7 Additional Utilities
These are additional utilities that are useful in the context of a homework submission system.
7.1 Multiple-File Submissions
By default, the system is set up for submissions of single a single file, straight fom DrRacket using the handin-client. There is some limited support for multi-file submissions in handin-server/checker and in the handin-client. It is possible to submit multiple files, and have the system generate a single file that is the concatenation of all submission files (used only with text files). To set up multi-file submissions, do the following:
Add a :multi-file keyword in check:, and as a value, use the suffix that should be used for the single concatenated output file.
You can also add a :names-checker keyword–the value can be a regexp that all submitted files must follow (e.g., ".*[.]rkt$"), or a list of expected file names. Alternatively, it can be a 1-argument procedure that will receive the (sorted) list of submitted files and can throw an error if some files are missing or some files are forbidden.
Make sure that :create-text? is on if you want the contents of a multi-file submission to be unpacked and filenames checked.
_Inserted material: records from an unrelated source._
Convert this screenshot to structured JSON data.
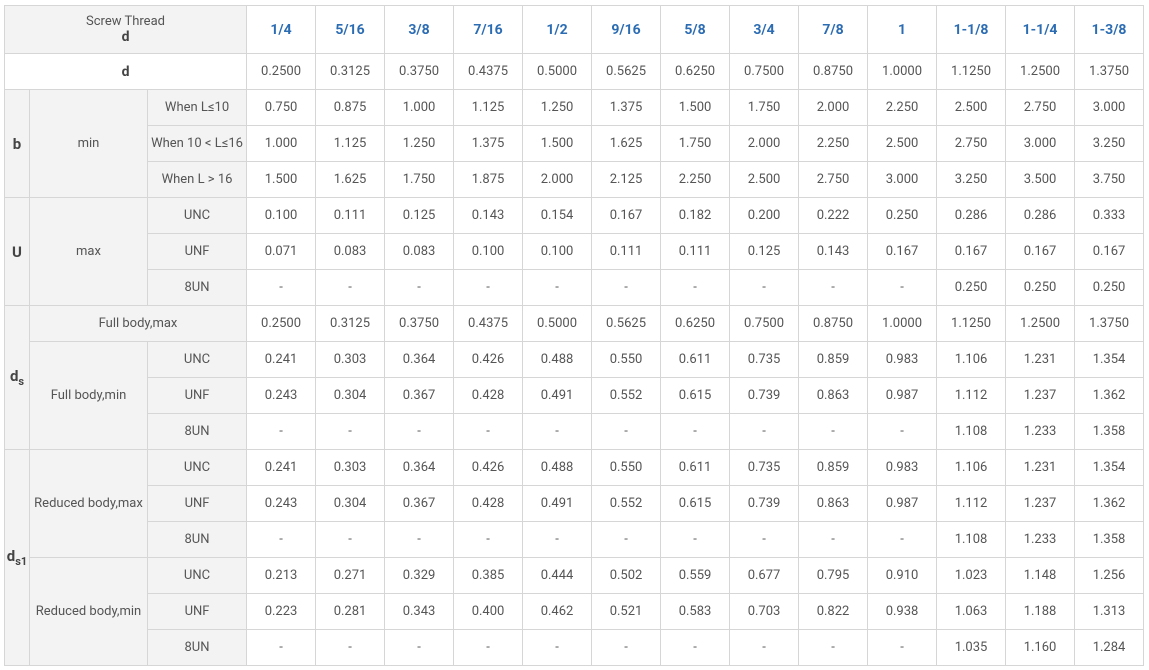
{
  "table": {
    "header": {
      "label_top": "Screw Thread",
      "label_bottom": "d",
      "sizes": [
        "1/4",
        "5/16",
        "3/8",
        "7/16",
        "1/2",
        "9/16",
        "5/8",
        "3/4",
        "7/8",
        "1",
        "1-1/8",
        "1-1/4",
        "1-3/8"
      ]
    },
    "d_row": {
      "label": "d",
      "values": [
        "0.2500",
        "0.3125",
        "0.3750",
        "0.4375",
        "0.5000",
        "0.5625",
        "0.6250",
        "0.7500",
        "0.8750",
        "1.0000",
        "1.1250",
        "1.2500",
        "1.3750"
      ]
    },
    "groups": [
      {
        "symbol": {
          "main": "b"
        },
        "subgroups": [
          {
            "label": "min",
            "rows": [
              {
                "label": "When L≤10",
                "values": [
                  "0.750",
                  "0.875",
                  "1.000",
                  "1.125",
                  "1.250",
                  "1.375",
                  "1.500",
                  "1.750",
                  "2.000",
                  "2.250",
                  "2.500",
                  "2.750",
                  "3.000"
                ]
              },
              {
                "label": "When 10 < L≤16",
                "values": [
                  "1.000",
                  "1.125",
                  "1.250",
                  "1.375",
                  "1.500",
                  "1.625",
                  "1.750",
                  "2.000",
                  "2.250",
                  "2.500",
                  "2.750",
                  "3.000",
                  "3.250"
                ]
              },
              {
                "label": "When L > 16",
                "values": [
                  "1.500",
                  "1.625",
                  "1.750",
                  "1.875",
                  "2.000",
                  "2.125",
                  "2.250",
                  "2.500",
                  "2.750",
                  "3.000",
                  "3.250",
                  "3.500",
                  "3.750"
                ]
              }
            ]
          }
        ]
      },
      {
        "symbol": {
          "main": "U"
        },
        "subgroups": [
          {
            "label": "max",
            "rows": [
              {
                "label": "UNC",
                "values": [
                  "0.100",
                  "0.111",
                  "0.125",
                  "0.143",
                  "0.154",
                  "0.167",
                  "0.182",
                  "0.200",
                  "0.222",
                  "0.250",
                  "0.286",
                  "0.286",
                  "0.333"
                ]
              },
              {
                "label": "UNF",
                "values": [
                  "0.071",
                  "0.083",
                  "0.083",
                  "0.100",
                  "0.100",
                  "0.111",
                  "0.111",
                  "0.125",
                  "0.143",
                  "0.167",
                  "0.167",
                  "0.167",
                  "0.167"
                ]
              },
              {
                "label": "8UN",
                "values": [
                  "-",
                  "-",
                  "-",
                  "-",
                  "-",
                  "-",
                  "-",
                  "-",
                  "-",
                  "-",
                  "0.250",
                  "0.250",
                  "0.250"
                ]
              }
            ]
          }
        ]
      },
      {
        "symbol": {
          "main": "d",
          "sub": "s"
        },
        "subgroups": [
          {
            "label": "Full body,max",
            "rows": [
              {
                "values": [
                  "0.2500",
                  "0.3125",
                  "0.3750",
                  "0.4375",
                  "0.5000",
                  "0.5625",
                  "0.6250",
                  "0.7500",
                  "0.8750",
                  "1.0000",
                  "1.1250",
                  "1.2500",
                  "1.3750"
                ]
              }
            ]
          },
          {
            "label": "Full body,min",
            "rows": [
              {
                "label": "UNC",
                "values": [
                  "0.241",
                  "0.303",
                  "0.364",
                  "0.426",
                  "0.488",
                  "0.550",
                  "0.611",
                  "0.735",
                  "0.859",
                  "0.983",
                  "1.106",
                  "1.231",
                  "1.354"
                ]
              },
              {
                "label": "UNF",
                "values": [
                  "0.243",
                  "0.304",
                  "0.367",
                  "0.428",
                  "0.491",
                  "0.552",
                  "0.615",
                  "0.739",
                  "0.863",
                  "0.987",
                  "1.112",
                  "1.237",
                  "1.362"
                ]
              },
              {
                "label": "8UN",
                "values": [
                  "-",
                  "-",
                  "-",
                  "-",
                  "-",
                  "-",
                  "-",
                  "-",
                  "-",
                  "-",
                  "1.108",
                  "1.233",
                  "1.358"
                ]
              }
            ]
          }
        ]
      },
      {
        "symbol": {
          "main": "d",
          "sub": "s1"
        },
        "subgroups": [
          {
            "label": "Reduced body,max",
            "rows": [
              {
                "label": "UNC",
                "values": [
                  "0.241",
                  "0.303",
                  "0.364",
                  "0.426",
                  "0.488",
                  "0.550",
                  "0.611",
                  "0.735",
                  "0.859",
                  "0.983",
                  "1.106",
                  "1.231",
                  "1.354"
                ]
              },
              {
                "label": "UNF",
                "values": [
                  "0.243",
                  "0.304",
                  "0.367",
                  "0.428",
                  "0.491",
                  "0.552",
                  "0.615",
                  "0.739",
                  "0.863",
                  "0.987",
                  "1.112",
                  "1.237",
                  "1.362"
                ]
              },
              {
                "label": "8UN",
                "values": [
                  "-",
                  "-",
                  "-",
                  "-",
                  "-",
                  "-",
                  "-",
                  "-",
                  "-",
                  "-",
                  "1.108",
                  "1.233",
                  "1.358"
                ]
              }
            ]
          },
          {
            "label": "Reduced body,min",
            "rows": [
              {
                "label": "UNC",
                "values": [
                  "0.213",
                  "0.271",
                  "0.329",
                  "0.385",
                  "0.444",
                  "0.502",
                  "0.559",
                  "0.677",
                  "0.795",
                  "0.910",
                  "1.023",
                  "1.148",
                  "1.256"
                ]
              },
              {
                "label": "UNF",
                "values": [
                  "0.223",
                  "0.281",
                  "0.343",
                  "0.400",
                  "0.462",
                  "0.521",
                  "0.583",
                  "0.703",
                  "0.822",
                  "0.938",
                  "1.063",
                  "1.188",
                  "1.313"
                ]
              },
              {
                "label": "8UN",
                "values": [
                  "-",
                  "-",
                  "-",
                  "-",
                  "-",
                  "-",
                  "-",
                  "-",
                  "-",
                  "-",
                  "1.035",
                  "1.160",
                  "1.284"
                ]
              }
            ]
          }
        ]
      }
    ]
  }
}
In the "info.rkt" file of the handin-client you need to set enable-multifile-handin to #t, and adjust selection-default to patterns that are common to your course. (It can be a single pattern, or a list of them.)
On the server side, each submission is saved in a file called "raw", which contains all submitted files. In the "grading" directory, you will get a "text.<sfx>" file ("<sfx>" is the suffix that is used as a value for :multi-file) that contains all submitted files with clear separators. A possible confusion is that every submission is a complete set of files that overwrites any existing submission, whereas students may think that the server accumulates incoming files. To avoid such confusion, when a submission arrives an there is already an existing previous submission, the contents is compared, and if there are files that existed in the old submission but not in the new ones, the student will see a warning pop-up that allows aborting the submission.
On the client side, students will have an additional file-menu entry
for submitting multiple files, which pops up a dialog that can be used
to submit multiple files. In this dialog, students choose their
working directory, and the selection-default entry from the
"handin-client/info.rkt" file specifies a few patterns that
can be used to automatically select files. The dialog provides all
handin-related functionality that is available in DrRacket. For
further convenience, it can be used as a standalone application: in
the account management dialog, the Un/Install tab has a
button that will ask for a directory where it will create an
executable for the multi-file submission utility—
7.2 Auto-Updater
The handin-client has code that can be used for automatic updating of clients. This can be useful for courses where you distribute some additional functionality (collections, teachpacks, language-levels etc), and this functionality can change (or expected to change, for example, distributing per-homework teachpacks).
To enable this, uncomment the relevant part of the "info.rkt" file in the client code. It has the following three keys: enable-auto-update that turns this facility on, and version-filename and package-filename which are the expected file names of the version file and the ".plt" file relative to the course web address (the value of the web-address key). Also, include in your client collection a "version" file that contains a single number that is its version. Use a big integer that holds the time of this collection in a YYYYMMDDHHMM format.
When students install the client, every time DrRacket starts, it will automatically check the version from the web page (as specified by the web-address and version-filename keys), and if that contains a bigger number, it will offer the students to download and install the new version. So, every time you want to distribute a new version, you build a new ".plt" file that contains a new version file, then copy these version and ".plt" files to your web page, and students will be notified automatically. Note: to get this to work, you need to create your ".plt" file using mzc’s --replace flag, so it will be possible to overwrite existing files. (Also note that there is no way to delete files when a new ".plt" is installed.)